Shining a Light on Intel’s Silvermont Mobile Processor Claims

by Matt Wuebbling

ARM hit back at Intel this week at Computex, asserting that its Cortex CPU cores that ship today both outperform and run at lower power than Intel’s future next-gen mobile processor, Silvermont.

Cores from the UK-based semiconductor IP group are known for their low-power capabilities and run a vast proportion of the world’s mobile devices. And they’re starting to get known for high performance, as well, such as with the quad Cortex-A15 CPUs built into Tegra 4, the world’s fastest mobile processor.

But Intel has recently been claiming that Silvermont is 1.6 times faster and 2.4 times more power efficient than Cortex.
ARM dismissed those charges at its event here in Taipei. It showed data with the accompanying chart that compares Cortex against Intel’s Silvermont claims.

Based on actual measurements of Intel Atom chips shipping today and Intel’s own claims of future performance, today’s current performance of Cortex-A15 processors are 30% more efficient than Intel’s future Silvermont chip.

ARM also noted that Intel’s x86 processors create compatibility issues on Android systems, which require them to “emulate” an ARM processor for apps to run properly. That’s no small issue, as fully 84% of the top games and 64% of top apps use native ARM code.

Emulation, unfortunately, has several side effects. For starters, it doesn’t always work. And, when it does work, it degrades performance and burns more energy.
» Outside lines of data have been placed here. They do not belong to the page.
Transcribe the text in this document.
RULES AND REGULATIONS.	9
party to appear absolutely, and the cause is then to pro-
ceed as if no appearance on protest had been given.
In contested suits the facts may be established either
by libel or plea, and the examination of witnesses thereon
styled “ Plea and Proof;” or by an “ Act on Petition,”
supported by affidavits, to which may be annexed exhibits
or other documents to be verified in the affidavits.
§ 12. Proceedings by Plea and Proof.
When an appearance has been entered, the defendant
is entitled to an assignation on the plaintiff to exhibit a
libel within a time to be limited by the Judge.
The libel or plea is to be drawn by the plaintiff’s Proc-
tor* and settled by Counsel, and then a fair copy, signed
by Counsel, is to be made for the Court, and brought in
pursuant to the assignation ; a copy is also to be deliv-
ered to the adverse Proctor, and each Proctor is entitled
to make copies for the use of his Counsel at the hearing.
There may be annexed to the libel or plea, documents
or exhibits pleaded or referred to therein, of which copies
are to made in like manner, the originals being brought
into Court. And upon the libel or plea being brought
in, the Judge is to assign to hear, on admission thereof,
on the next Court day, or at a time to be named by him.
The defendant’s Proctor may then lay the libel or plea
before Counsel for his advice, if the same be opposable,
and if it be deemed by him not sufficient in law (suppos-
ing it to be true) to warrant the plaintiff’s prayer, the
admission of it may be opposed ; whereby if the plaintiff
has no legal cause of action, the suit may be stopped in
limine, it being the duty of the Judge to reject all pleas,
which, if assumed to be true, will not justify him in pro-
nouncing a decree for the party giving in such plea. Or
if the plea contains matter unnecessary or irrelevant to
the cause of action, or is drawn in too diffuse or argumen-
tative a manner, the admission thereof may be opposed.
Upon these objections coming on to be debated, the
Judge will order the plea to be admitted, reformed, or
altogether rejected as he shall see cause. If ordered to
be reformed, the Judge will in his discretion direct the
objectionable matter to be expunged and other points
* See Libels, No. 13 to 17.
That’s because the x86 processor is “emulating” the intended processor’s instruction set, which requires a lot of heavy lifting. In any event, neither option is helpful for a mobile device.

There’s a rich tradition from the PC era of opposing architectures failing due to poor emulation results. SPARC, Transmeta and MIPS, among them.

The moral of the story is there’s really no need to rely on emulation when so many great ARM-based solutions are already available.